Slavery: Not Just Something For The South

Slavery: Not Just Something For The South

Part XII

Some chronology here:
 
1631 Massachusetts launches the "Blessing of the Bay", thus begins the start of the New England trade to West Indies slave plantations.
         
1641 Massachusetts is the first colony to recognize slavery by statute.
 
1712 The killing of 8 whites in slave rebellion in New York City leads to the death of 25 slaves.
 
1741 The Great Negro Plot in New York City results in executions of 31 blacks and 4 whites.
 
1760 Slave population of New England and the Middle Atlantic States has grown to at least 41,000.
 
1772 Newport nears peak as Triangle Trade port, as 230,000 gallons of Rhode Island rum are shipped to Africa.
 
1787 Connecticut and South Carolina delegates to Constitutional Convention in Philadelphia negotiate compromises that count a slave as three-fifths of a person and extend slave trade 20 years. (I had always heard that this was South Carolina alone.)
 
1790 First U.S. Census shows Connecticut and Rhode Island with a combined slave population of 3,500, Pennsylvania with 3,700 slaves, and New York with more than 20,000 black slaves. (Free and enslaved blacks make up more than 19 percent of the U.S. population.)

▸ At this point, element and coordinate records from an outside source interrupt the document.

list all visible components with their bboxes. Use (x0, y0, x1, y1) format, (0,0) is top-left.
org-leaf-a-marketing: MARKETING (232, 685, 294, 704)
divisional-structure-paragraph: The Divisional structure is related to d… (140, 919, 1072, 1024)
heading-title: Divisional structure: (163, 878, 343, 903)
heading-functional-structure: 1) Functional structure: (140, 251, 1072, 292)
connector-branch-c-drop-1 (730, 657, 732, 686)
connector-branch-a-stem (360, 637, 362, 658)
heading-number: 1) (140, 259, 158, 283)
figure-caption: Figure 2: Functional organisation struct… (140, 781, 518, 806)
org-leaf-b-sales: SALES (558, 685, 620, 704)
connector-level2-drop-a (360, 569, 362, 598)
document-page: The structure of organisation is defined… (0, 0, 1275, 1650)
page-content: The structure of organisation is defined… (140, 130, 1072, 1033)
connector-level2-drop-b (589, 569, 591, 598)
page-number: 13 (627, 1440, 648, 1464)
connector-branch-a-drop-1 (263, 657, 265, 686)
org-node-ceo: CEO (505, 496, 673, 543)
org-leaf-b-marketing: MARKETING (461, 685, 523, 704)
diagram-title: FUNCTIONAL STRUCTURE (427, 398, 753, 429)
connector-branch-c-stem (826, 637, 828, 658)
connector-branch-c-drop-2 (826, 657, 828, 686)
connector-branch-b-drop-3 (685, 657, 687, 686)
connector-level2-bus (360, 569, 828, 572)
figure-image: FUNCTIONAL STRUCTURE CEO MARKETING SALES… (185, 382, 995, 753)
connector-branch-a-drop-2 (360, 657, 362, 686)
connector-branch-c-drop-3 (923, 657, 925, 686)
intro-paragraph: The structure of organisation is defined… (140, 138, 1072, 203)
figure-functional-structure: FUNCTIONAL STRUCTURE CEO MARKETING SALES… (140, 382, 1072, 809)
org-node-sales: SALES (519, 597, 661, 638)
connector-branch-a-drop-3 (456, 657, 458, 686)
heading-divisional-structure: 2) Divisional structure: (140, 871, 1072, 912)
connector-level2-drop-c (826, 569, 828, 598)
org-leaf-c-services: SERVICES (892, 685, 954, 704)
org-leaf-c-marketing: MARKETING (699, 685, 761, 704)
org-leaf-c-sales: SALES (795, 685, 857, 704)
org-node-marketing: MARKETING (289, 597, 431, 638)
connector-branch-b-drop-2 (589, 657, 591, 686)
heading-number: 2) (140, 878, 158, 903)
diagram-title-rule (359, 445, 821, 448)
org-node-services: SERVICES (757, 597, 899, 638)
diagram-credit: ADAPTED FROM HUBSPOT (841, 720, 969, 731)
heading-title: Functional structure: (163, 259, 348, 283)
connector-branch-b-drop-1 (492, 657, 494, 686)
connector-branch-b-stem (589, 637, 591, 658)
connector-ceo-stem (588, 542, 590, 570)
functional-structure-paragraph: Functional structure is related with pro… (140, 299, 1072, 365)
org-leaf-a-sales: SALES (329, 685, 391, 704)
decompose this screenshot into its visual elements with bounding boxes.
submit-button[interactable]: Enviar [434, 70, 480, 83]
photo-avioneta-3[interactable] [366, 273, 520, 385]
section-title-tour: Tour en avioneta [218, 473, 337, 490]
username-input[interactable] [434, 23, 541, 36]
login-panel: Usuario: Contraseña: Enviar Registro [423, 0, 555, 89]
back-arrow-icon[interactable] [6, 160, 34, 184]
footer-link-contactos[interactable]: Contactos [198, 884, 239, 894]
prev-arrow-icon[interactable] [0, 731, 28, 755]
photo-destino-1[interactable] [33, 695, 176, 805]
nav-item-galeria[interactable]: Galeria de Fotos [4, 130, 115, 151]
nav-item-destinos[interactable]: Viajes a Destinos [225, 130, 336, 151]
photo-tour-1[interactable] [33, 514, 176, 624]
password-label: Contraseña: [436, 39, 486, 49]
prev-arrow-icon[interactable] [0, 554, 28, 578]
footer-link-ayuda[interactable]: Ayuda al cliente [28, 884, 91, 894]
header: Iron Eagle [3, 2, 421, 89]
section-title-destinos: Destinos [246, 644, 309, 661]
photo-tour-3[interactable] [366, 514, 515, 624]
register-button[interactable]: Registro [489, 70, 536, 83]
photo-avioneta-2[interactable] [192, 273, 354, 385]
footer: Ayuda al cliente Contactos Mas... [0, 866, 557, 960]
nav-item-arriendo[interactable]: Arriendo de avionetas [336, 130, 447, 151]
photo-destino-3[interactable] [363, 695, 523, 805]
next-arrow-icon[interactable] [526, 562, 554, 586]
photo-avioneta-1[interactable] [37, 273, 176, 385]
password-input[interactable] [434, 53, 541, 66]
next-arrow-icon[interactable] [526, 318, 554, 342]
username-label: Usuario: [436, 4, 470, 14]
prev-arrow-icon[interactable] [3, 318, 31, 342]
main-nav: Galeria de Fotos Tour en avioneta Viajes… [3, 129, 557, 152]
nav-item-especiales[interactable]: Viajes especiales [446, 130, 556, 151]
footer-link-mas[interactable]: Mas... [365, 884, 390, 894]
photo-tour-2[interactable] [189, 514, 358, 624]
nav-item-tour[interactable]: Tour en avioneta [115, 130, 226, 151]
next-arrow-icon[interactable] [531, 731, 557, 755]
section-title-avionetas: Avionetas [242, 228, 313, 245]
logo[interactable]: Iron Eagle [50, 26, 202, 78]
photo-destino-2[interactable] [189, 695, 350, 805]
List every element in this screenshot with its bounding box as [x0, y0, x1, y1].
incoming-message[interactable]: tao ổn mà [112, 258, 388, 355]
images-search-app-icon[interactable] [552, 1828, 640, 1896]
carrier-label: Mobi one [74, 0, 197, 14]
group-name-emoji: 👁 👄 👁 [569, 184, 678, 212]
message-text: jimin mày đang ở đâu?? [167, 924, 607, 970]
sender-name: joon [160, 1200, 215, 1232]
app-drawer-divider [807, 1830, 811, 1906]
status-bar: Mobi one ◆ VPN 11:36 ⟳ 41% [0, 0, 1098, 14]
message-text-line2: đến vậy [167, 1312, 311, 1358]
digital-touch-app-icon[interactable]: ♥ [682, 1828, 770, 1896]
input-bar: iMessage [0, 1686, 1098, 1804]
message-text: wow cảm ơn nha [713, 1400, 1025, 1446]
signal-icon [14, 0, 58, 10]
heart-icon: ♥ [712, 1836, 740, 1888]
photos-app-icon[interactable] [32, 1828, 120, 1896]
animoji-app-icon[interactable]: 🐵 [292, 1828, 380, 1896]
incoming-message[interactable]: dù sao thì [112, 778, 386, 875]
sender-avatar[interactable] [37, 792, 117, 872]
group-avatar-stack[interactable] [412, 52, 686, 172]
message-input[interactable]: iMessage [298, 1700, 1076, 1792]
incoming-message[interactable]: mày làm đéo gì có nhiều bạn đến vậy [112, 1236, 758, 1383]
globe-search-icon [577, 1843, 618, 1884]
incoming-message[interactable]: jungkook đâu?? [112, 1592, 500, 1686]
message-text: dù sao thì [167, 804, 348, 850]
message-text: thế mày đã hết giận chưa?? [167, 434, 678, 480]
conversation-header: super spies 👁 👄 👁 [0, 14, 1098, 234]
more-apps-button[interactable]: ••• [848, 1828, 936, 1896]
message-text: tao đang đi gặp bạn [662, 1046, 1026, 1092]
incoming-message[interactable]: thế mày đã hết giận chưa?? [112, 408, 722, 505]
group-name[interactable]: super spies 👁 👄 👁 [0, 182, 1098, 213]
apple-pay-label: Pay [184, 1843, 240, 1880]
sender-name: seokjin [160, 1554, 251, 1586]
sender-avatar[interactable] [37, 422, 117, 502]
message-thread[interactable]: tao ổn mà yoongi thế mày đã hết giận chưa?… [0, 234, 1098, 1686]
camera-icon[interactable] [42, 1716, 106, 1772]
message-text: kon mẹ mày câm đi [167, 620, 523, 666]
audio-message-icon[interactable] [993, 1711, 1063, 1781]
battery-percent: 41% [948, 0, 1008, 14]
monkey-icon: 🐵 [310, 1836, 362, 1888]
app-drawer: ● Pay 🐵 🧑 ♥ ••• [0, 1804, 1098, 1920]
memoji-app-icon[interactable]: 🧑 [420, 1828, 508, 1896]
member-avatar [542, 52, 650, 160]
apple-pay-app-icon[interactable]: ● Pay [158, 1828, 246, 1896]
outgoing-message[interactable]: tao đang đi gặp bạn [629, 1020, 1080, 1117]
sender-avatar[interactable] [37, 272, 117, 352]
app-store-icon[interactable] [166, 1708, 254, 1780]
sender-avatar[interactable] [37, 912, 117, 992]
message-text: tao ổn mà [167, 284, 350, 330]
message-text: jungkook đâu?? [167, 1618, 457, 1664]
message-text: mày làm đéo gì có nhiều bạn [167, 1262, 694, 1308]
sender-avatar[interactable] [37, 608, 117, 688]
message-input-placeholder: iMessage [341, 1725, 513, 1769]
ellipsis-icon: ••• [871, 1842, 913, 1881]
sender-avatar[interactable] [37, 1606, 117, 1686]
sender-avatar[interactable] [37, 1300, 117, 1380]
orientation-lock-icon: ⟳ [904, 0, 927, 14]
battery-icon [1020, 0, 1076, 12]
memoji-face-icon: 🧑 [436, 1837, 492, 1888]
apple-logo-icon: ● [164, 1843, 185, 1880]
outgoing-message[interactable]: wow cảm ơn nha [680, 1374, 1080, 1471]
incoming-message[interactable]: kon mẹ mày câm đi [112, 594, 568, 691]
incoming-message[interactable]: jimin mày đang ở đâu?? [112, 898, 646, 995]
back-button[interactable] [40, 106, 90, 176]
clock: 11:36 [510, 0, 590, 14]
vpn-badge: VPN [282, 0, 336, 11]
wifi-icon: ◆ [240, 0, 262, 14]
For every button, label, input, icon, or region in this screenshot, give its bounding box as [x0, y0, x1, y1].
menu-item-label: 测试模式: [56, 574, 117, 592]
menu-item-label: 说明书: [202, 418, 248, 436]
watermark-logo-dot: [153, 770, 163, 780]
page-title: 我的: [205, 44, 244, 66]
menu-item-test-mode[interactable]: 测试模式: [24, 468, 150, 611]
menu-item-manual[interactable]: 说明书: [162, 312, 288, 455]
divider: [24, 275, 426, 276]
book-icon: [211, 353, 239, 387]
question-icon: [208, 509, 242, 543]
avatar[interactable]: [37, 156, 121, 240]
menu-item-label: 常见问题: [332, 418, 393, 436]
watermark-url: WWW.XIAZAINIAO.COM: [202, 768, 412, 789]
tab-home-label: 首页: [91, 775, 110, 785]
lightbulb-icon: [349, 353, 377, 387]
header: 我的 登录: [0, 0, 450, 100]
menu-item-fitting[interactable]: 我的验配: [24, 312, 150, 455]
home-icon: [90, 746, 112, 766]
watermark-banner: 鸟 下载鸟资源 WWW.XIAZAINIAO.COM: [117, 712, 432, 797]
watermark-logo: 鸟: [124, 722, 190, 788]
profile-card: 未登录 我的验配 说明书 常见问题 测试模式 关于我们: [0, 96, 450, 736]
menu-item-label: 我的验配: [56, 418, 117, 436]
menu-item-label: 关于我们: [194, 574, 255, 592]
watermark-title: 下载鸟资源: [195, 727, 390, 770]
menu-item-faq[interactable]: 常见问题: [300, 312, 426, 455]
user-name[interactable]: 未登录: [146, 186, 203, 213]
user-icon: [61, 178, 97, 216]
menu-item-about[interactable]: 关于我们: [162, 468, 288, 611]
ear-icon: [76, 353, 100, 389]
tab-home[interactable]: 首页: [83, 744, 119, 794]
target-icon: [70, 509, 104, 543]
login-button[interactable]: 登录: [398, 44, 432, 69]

1793 Eli Whitney of Massachusetts invents the cotton gin, leading to renewed Southern demand for slave labor.  Also no mention here of the textile mills of the New England states that needed more cotton: hence supply and demand.
 
1793 Congress passes first fugitive slave law, setting stage for kidnapping of Northern blacks.
 
1798 The narrative of Venture Smith of Connecticut, on of the first and most important American slave narratives, is published.
 
1807 Rhode Island leads rush to import slaves before transatlantic slave trade becomes illegal on January 1, 1808. The DeWolf family ships an estimated 2,000 Africans to Charleston, S.C. in just seven months.
 

1810 Nearly 200 cotton mills are in operation in the North.
 
1811 New York ships 15,000 bales of cotton to Liverpool.
 
1818 The Black Ball Line begins regular packet ship runs between New York City and Liverpool, signaling New York's emergence as nation's financial and cotton trade capital.

1819 New England Society of Charleston, S.C. is founded.
 
1822 Cotton, valued at $3.9 million, is 40 percent of New York's domestic exports. Flour, the city's second-most-valuable domestic export, is valued at $794,000.

1826 Lowell, Massachusetts, is incorporated. Its 2,500 population includes 2,000 textile workers. By 1858, its 52 mills use 800,000 pounds of cotton every week.

1833 Slavery abolished in the British Empire, with compensation to slave owners.
 
1834 Antiabolitionist mob attacks Prudence Crandall's school for black girls, in Canterbury, Connecticut, forcing it to close.
 
1835 Abolitionist publisher and editor William Lloyd Garrison is chased, roped, and paraded through the streets of Boston by a mob and spends the night in jail, the only place the mayor can guarantee his safety.
 
1837 Antiabolitionist mob in Alton, Illinois, kills newspaper editor Elijah Lovejoy, creating a martyr.
 
1842 U.S. Supreme Court Justice Joseph Story of Massachusetts writes Prigg decision, giving federal protection to slaveholders pursuing runaways in free states.
 
1850 Passage of the Fugitive Slave Act leads to mass exodus of free blacks who feel unsafe in Northern cities. Many settle in Canada.
 
Back to the slaves fighting back: In 1657, Hartford , Connecticut there was an uprising.
 
In 1706 the governor of New York ordered the arrest of slaves (who'd assembled illegally) behaving "in a riotous manner" in Brooklyn. "If any of them refuse to submit, then fire upon them, kill or destroy them, if they cannot otherwise be taken."
 
1708: Long Island: An Indian slave and 3 Africans murdered an entire family--the man who owned them, his pregnant wife and their 5 children. When captured, the men were hanged and the woman slave was burned alive.
 
Though risking terrible punishment, rebellion continued through the 18th century and into the 19th century until the decade before the Civil War. In the 1700s, in the North alone, these incidents stand out:
 
A two-year run of unrelated arsons occurred in New Haven, Connecticut, also in Boston, Mass., between 1721 and 1723. Those in Boston led to the execution of a slave charged with burning down a house.
 
In 1737, after sentencing an African for a similar arson in Philadelphia, Pennsylvania, the judge called for the city to pass stronger laws because of slaves' recent hostile behavior.
 
1741, in Hackensack, New Jersey, two slaves convicted of arson were sentenced to be burned alive. The same punishment was ordered in Perth Amboy, New Jersey, in 1750, for two slaves convicted of murder and attempted murder.
 
New York, however, holds the most important place in the chronicle of Northern slave revolts: two of the most violent uprisings in early colonial America happened there. The first, in 1712, set the stage for the arsons, and then the panic, that seized the city 29 years later.